Reverse mortgages are a powerful tool to help aging Americans remain in their own homes as long as possible.  They permit homeowners to tap equity that would otherwise remain illiquid.  The proceeds may be used for any purpose, but are especially helpful to pay for health care and other services so that homeowners can age in place.  Therefore, reverse mortgages have captured the imagination of many analysts and interest groups as a possible source of long-term care financing that could supplement Medicaid, relieve the fiscal squeeze on public programs, and breathe new financial oxygen into a foundering home and community-based services infrastructure. 

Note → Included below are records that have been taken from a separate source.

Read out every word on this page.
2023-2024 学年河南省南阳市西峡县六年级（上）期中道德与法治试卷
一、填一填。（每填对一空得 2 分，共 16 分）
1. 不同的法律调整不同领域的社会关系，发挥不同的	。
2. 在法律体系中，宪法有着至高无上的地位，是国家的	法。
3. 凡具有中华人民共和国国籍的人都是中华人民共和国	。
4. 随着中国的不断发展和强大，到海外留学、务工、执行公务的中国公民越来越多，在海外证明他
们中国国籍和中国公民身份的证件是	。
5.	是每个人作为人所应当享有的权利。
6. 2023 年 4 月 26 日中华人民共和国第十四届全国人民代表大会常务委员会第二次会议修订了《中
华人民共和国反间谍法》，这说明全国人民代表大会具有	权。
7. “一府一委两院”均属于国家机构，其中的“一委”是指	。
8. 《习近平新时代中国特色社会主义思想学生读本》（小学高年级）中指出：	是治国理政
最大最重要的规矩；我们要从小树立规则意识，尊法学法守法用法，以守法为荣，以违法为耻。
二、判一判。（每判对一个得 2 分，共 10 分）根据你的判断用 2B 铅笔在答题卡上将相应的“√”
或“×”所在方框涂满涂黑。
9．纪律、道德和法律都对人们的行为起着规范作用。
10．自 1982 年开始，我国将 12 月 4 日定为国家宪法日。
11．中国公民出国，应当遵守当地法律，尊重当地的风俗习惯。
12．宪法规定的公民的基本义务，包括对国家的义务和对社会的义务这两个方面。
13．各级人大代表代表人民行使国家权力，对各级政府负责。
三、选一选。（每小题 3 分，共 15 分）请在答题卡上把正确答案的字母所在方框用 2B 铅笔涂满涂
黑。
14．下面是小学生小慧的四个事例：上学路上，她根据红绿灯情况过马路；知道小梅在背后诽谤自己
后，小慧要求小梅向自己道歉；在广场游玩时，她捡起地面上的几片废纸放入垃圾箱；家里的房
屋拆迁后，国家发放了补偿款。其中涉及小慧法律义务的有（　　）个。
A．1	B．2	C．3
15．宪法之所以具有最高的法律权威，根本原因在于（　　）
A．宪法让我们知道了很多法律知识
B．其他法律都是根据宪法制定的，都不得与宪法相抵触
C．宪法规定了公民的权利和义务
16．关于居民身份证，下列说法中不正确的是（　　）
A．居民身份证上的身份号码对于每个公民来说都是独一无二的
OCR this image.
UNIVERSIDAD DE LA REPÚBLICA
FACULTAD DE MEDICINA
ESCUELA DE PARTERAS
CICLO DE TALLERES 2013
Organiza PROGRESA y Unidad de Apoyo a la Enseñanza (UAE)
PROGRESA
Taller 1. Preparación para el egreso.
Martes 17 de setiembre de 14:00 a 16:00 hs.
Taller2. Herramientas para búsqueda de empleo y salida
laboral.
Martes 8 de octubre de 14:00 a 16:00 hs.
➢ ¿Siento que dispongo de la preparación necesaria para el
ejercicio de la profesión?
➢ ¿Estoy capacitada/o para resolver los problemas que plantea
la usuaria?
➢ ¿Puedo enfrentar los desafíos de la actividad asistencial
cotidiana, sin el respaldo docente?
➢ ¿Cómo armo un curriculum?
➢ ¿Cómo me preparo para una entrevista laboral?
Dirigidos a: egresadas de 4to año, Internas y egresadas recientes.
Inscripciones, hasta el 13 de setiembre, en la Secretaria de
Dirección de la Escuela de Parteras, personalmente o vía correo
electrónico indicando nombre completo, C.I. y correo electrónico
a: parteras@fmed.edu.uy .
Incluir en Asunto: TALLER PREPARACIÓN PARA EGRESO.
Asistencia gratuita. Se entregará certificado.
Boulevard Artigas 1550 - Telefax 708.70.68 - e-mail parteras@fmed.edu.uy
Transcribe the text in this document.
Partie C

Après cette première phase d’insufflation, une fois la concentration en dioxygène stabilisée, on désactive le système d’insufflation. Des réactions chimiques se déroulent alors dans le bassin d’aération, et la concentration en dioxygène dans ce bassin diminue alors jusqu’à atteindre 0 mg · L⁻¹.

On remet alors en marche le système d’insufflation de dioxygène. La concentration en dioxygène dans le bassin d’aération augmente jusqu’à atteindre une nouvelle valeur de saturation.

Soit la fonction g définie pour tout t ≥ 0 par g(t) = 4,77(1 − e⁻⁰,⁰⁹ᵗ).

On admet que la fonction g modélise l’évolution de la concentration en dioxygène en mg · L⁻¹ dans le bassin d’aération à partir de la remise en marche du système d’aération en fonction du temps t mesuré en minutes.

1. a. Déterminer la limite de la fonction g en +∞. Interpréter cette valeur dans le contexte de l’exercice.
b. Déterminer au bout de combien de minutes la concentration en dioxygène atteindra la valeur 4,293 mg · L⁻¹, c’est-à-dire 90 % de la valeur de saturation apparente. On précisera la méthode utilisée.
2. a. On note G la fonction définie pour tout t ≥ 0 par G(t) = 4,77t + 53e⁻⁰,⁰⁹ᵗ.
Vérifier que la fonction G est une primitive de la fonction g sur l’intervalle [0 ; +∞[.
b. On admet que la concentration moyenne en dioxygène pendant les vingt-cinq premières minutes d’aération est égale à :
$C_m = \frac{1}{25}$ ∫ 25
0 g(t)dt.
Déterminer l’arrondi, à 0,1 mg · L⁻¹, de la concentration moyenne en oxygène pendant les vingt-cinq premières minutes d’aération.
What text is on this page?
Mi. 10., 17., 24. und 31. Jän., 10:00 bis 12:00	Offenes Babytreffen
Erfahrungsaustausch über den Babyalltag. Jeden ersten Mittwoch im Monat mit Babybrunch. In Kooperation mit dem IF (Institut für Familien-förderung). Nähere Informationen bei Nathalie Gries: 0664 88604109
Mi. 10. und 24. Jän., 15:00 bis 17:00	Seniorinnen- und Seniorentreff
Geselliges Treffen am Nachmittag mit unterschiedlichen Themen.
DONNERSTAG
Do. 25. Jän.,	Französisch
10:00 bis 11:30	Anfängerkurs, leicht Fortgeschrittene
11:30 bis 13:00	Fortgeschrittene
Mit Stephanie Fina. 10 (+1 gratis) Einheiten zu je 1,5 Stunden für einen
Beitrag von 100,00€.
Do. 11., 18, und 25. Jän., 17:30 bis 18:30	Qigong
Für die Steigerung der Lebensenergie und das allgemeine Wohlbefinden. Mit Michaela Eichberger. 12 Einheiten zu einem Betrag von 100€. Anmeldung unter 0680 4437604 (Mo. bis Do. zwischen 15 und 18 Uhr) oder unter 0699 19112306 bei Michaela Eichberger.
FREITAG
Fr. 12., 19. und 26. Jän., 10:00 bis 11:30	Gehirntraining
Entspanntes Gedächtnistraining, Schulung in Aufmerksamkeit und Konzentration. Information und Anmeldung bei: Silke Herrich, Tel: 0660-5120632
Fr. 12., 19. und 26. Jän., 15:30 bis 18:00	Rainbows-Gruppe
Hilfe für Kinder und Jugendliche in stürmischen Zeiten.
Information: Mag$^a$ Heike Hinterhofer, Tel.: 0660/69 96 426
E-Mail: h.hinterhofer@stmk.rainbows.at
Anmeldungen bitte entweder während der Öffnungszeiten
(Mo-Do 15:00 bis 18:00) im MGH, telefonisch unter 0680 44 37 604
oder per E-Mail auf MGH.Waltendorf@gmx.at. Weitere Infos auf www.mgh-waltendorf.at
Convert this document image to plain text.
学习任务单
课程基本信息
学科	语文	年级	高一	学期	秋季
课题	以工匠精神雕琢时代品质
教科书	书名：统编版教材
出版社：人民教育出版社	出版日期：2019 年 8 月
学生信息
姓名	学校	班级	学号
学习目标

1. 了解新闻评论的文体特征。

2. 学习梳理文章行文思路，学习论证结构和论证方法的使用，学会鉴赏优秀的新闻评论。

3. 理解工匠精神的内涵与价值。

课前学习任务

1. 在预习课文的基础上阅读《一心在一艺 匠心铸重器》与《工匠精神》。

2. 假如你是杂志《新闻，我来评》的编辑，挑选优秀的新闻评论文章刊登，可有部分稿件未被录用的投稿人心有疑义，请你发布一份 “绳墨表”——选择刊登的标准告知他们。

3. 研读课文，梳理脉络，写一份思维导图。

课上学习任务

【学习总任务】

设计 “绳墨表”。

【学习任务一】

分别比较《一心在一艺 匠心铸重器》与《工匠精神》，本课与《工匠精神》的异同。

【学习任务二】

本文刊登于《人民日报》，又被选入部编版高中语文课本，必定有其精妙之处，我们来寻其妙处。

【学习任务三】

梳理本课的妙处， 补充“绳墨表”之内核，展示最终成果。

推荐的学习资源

Those are wonderful goals that everyone would like to see achieved, but they don't help nursing and assisted living facilities, which are also desperately in need of reliable funding sources.  This is true because conventional reverse mortgages are due and payable no later than one year after the borrower has died, no longer lives in the home, or has sold it.  A new kind of reverse mortgage is needed that can remain in effect after the homeowner moves out, especially to an assisted living or nursing facility.  Call it a "durable reverse mortgage" because it parallels conceptually the idea of a "durable power of attorney," i.e. one that remains in effect after the principal is no longer competent mentally and needs the attorney in fact to take over his or her affairs. 

A durable reverse mortgage would remain in effect when an unmarried or widowed borrower can no longer remain at home even with assistance purchased with help from the reverse mortgage.  At that point, the reverse mortgage would supplement the person's other income and contribute toward private-pay nursing facility care or assisted living.  An adult child, an heir or some other responsible individual would stand in for the senior to ensure maintenance of the home.  The home could be used by another family member or even rented out for supplemental income to help with the long-term care payments.  In the absence of another party willing to take on this responsibility, a real estate management firm could handle it for a fee.  As long as the value of the underlying collateral is assured, the lender should not care who is living in the home.  Of course, new actuarial and underwriting analysis would have to be done to price the loan fees correctly given the somewhat longer duration of the loan.  But conceptually, it should not matter whether the homeowner resides in the home or not. 

If someone owns a home of substantial value that has the potential to generate the funds to guarantee red-carpet access to top-quality long-term care, why should that funding source be cut off just because the homeowner's long-term care needs escalate to a higher level?  We need a durable reverse mortgage that automatically takes effect when the homeowner's long-term care becomes more critical than ever with increasing acuity.  Such a funding source would help nursing and assisted living facilities provide the highest level of care for all their residents.  It would considerably relieve the financial burden on Medicaid, which currently exempts the home and usually takes over when home care is no longer feasible medically or affordable financially by the individual.   

In today's tight fiscal environment, and with the expectation of further long-term care financing challenges due to aging demographics, we cannot afford to leave any stone unturned, or any home equity unutilized, to ensure access to quality long-term care at the most appropriate level for all Americans.